Failed to retrieve license information seen for some customers.
Incident Report for Harness
Postmortem

Overview

A few customers using the production environment (Prod2) reported encountering a "401 - Failed to fetch error" when attempting to access the Harness User Interface (UI). Notably, these customers observed that they could successfully log in and access the Harness platform using an incognito window.

Timeline (PST)

Time Event
7:02 AM Incident reported by customers
7:10 AM The team executed a rollback of the recent deployment in the Prod2 environment, resulting in the successful resolution of the incident.
7:11 AM Monitoring
7:41 AM The issue has been confirmed as resolved

Resolution

We initiated a rollback procedure, reverting the deployment from 810xx to 809xx within the Prod2 environment.

Affected Users

Users in Prod2 whose tokens had expired over the weekend.

RCA

Users encountered the "Failed to fetch: 401" error due to their session tokens expiring, leading to a 401 Unauthorized response from the Gateway. While typically, this should have redirected users to the login page, they remained on the same page because the 401 response was not handled by the UI with the recent deployment.
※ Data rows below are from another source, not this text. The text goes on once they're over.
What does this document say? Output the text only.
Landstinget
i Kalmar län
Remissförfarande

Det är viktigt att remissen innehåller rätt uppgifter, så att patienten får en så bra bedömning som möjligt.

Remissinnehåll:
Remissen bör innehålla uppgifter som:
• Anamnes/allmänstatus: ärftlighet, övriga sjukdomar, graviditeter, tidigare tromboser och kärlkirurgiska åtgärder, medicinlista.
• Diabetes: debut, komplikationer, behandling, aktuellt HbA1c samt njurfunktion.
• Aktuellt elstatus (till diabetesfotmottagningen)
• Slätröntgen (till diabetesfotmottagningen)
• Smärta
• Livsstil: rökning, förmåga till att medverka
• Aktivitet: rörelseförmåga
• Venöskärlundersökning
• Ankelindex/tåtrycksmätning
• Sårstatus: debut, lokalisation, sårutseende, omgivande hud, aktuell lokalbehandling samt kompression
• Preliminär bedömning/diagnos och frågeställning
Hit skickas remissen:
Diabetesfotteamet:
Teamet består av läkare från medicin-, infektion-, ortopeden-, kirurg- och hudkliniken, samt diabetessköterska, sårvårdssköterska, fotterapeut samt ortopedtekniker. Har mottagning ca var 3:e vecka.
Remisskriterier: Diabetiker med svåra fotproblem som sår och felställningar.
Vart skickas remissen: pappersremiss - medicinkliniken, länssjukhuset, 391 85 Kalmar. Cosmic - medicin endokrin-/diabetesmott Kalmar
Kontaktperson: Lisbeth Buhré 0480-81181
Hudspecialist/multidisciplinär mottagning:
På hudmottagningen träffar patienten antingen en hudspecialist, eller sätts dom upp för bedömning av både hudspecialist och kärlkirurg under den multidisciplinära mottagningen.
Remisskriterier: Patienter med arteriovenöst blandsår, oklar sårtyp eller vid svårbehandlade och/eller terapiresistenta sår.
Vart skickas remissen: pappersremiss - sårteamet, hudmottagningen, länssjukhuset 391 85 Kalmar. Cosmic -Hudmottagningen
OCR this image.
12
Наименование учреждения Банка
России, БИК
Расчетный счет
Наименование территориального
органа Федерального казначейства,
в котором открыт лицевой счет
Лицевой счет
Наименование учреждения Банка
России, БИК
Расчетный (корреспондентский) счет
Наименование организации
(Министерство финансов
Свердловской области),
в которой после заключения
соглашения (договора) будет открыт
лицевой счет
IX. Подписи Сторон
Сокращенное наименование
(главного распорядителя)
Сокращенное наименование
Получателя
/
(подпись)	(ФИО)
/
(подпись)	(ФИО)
We mitigated the incident by rolling back to the previously deployed version in the Prod2 environment.

Action Items

  • We will ensure that any reverts are isolated and not combined with additional changes in the same Pull Request (PR) to prevent similar issues.
  • We will enhance our UI Automation by incorporating a critical test case to confirm that all 401 errors consistently redirect users to the login page.
Posted Oct 16, 2023 - 19:10 PDT

Resolved
The issue has been confirmed as resolved, we are working to deliver the root cause analysis and will post this as soon as it is available.
Posted Oct 16, 2023 - 07:41 PDT
Update
We are continuing to monitor for any further issues.
Posted Oct 16, 2023 - 07:11 PDT
Monitoring
The rollback of the deployment is complete, we are now actively working to determine the root cause of the issue of the issue, and monitoring this closely for any additional issues.
Posted Oct 16, 2023 - 07:10 PDT
Investigating
Some of our users are unable to log in to Harness and observing error "401 Failed to retrieve license information" - We are performing a rollback now to mitigate the issue and will update as soon as this is completed.
Posted Oct 16, 2023 - 07:02 PDT
This incident affected: Prod 2 (Continuous Delivery (CD) - FirstGen - EOS, Continuous Delivery - Next Generation (CDNG), Cloud Cost Management (CCM), Continuous Error Tracking (CET), Chaos Engineering, Continuous Integration Enterprise(CIE) - Cloud Builds, Continuous Integration Enterprise(CIE) - Self Hosted Runners, Custom Dashboards, Feature Flags (FF), Security Testing Orchestration (STO), Service Reliability Management (SRM)).